Head of Radiotherapy and Oncology Department of the Lagos University Teaching Hospital, Idi-Araba, Lagos, Dr. Remi Ajekigbe, told authorities that breast cancer was the major disease affecting women with a quarter number of the affected detecting it earlier, whereas over 70 per cent detect it late. Ajekigbe supposed that the later does so because of the myth that such illness was inflicted by witches and wizards, but largely due to they cannot afford treatment at the hospital.

“The hospital is always not the first port of call. The patients must have gone to all sorts of places before coming to the hospital. The pastors are not helping issues by claiming miracle cure for cancer. It is wrong. The ‘Whiteman’ that brought Christianity came along also with medicine and hospital care. Pastors should tell them to come for medical care while they continue praying for them,” Ajekigbe said.

Unlike in Nigeria where low survival rates from breast cancer is accommodating owing to late diagnosis due to poorly equipped hospitals, the International Agency for Research on Cancer, said that breast cancer is the most recurrently detected cancer among women.

According to the source, “1.38 million cases were diagnosed worldwide in 2008.” Unlike it is the most regularly reported cause of death in cancer among women in Nigeria, “Breast cancer survival rates vary greatly worldwide, ranging from 80 per cent or more in North America, Sweden and Japan to around 60 per cent in middle-income countries and less than 40 per cent in low-income countries.”

The cost of the vaccine was said to be N21,000 and cervical cancer is the second biggest killer cancer of women in Nigeria after breast cancer. Despite the coordinated efforts through international public health agencies in tackling breast and cervical cancers affecting Nigerian women, casualties are on the increase due to poor access to hospital.

However, there was an advise by Dr. Salako, who is also a Consultant Clinical and Radiation Oncologist at the Lagos University Teaching Hospital, saying: “Every sexually active woman is at risk of contracting HPV and should adopt the habit of going for regular screening in order to detect the virus early. It takes only N7,000 to get a Pap smear test once in five years and N21, 000 to get vaccinated for life. But when the infection has been allowed to grow into full blown cancer, one is not even sure of curing it with N500,000.”

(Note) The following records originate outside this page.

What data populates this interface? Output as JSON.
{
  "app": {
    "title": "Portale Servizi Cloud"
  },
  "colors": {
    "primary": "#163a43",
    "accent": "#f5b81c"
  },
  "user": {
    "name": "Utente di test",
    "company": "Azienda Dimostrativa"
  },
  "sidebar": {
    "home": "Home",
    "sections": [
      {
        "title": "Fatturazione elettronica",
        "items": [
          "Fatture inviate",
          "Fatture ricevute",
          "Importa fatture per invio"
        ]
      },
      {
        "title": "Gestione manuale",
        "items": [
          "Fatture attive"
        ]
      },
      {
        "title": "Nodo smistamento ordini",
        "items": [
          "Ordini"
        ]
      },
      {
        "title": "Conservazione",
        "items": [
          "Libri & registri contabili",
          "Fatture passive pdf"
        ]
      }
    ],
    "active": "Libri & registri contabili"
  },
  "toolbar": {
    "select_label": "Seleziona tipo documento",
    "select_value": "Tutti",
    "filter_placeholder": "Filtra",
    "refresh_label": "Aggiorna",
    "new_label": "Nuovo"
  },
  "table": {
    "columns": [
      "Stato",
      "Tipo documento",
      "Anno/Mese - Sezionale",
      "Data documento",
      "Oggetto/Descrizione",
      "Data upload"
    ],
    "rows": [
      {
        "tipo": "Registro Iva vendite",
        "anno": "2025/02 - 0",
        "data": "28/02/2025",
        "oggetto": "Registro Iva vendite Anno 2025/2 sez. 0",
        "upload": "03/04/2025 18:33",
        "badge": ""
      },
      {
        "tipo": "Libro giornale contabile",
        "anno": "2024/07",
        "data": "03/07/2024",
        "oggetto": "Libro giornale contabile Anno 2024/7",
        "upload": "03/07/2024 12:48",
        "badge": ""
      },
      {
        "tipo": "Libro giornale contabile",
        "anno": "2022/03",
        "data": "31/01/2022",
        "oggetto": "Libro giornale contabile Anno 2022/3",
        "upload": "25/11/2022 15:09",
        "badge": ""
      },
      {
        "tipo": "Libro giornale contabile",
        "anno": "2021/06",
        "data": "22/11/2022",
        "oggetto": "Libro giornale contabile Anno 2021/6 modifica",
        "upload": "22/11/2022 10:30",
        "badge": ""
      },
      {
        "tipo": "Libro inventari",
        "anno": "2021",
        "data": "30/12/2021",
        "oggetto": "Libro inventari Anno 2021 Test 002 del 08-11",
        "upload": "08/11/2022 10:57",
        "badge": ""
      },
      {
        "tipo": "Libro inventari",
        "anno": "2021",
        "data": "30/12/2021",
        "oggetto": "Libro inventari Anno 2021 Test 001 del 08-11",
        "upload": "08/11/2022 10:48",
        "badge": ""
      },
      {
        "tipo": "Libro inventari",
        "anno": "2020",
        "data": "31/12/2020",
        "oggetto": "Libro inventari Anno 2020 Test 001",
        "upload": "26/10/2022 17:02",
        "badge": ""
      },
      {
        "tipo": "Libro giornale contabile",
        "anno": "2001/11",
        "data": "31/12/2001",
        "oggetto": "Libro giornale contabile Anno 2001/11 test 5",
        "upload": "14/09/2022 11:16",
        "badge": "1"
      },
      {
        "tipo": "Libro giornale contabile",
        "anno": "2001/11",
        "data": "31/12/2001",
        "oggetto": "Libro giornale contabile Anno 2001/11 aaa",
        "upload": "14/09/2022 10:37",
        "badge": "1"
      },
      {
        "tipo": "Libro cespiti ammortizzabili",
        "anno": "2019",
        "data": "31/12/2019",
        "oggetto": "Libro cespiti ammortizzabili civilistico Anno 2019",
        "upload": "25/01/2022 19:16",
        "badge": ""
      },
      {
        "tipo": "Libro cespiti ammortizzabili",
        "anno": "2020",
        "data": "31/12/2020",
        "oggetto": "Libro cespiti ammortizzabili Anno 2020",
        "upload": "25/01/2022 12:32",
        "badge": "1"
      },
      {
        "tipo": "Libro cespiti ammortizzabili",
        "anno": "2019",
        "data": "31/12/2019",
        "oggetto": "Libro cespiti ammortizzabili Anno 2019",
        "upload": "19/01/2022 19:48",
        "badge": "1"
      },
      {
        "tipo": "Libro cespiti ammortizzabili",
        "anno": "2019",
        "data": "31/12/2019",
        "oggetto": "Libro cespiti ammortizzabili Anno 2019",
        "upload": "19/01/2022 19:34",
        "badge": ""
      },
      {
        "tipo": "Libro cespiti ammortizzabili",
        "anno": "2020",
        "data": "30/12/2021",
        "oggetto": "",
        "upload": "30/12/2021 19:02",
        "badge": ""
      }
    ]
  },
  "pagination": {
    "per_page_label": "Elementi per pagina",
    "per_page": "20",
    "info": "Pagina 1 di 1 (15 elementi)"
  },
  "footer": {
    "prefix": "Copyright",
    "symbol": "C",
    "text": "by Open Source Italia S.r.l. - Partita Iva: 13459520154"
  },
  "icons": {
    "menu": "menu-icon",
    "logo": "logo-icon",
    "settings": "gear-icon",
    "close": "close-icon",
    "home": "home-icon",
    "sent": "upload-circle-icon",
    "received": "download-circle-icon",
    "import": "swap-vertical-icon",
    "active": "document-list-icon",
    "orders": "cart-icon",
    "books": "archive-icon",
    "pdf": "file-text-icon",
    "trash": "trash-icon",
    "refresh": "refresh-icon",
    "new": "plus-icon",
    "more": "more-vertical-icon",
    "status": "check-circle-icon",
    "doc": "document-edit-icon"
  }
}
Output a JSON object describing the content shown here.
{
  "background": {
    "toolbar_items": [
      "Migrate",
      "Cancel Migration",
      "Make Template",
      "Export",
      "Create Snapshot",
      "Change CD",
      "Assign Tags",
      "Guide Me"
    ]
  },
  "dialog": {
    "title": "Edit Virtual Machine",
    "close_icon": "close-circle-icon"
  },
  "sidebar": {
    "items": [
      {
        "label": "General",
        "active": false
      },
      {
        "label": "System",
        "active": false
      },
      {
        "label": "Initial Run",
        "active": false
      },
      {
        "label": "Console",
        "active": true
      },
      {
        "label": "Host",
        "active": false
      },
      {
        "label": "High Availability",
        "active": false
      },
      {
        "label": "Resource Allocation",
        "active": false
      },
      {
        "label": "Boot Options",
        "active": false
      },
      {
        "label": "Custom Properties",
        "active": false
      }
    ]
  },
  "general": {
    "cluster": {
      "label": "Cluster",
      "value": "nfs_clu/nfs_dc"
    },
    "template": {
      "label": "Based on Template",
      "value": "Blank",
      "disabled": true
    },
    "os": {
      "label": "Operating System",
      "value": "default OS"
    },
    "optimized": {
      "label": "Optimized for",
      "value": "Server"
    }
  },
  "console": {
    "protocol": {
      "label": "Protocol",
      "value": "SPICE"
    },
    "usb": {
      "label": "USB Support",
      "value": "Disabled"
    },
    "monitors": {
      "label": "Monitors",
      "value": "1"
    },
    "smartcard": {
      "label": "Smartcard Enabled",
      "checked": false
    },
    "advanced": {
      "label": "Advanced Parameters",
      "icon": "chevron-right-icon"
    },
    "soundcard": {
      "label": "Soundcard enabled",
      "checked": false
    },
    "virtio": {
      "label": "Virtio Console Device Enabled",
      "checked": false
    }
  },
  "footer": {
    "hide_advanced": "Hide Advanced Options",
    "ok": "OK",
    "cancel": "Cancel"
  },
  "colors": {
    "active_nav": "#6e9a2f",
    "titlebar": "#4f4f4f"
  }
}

Contradicting the views that there are airs of hope in the Nigerian hospitals, the Pink Pearl Foundation, a community-oriented organisation that provides support, facilitates connections and empowers young women facing cancer, said, “Nigeria is ill equipped to deal with the complexities of cancer care. A wobbly healthcare infrastructure makes clinical services hard to come by and inadequately distributed. Only a few health centres have functioning radiotherapy equipment and the cost of care remains out of reach for most Nigerians who have received a cancer diagnosis.”

For Nobel Laureate Wole Soyinka who disclosed in 2014 that he is a cancer survivor, “The important thing is that I am convinced that we have enough funds in this nation to build cancer centres, including research that this nation requires. It is very capital intensive, some of it, but there are many ways and treatments for cancer just like there are many kinds of cancer. Even diet forms an important part. Diet is critical.”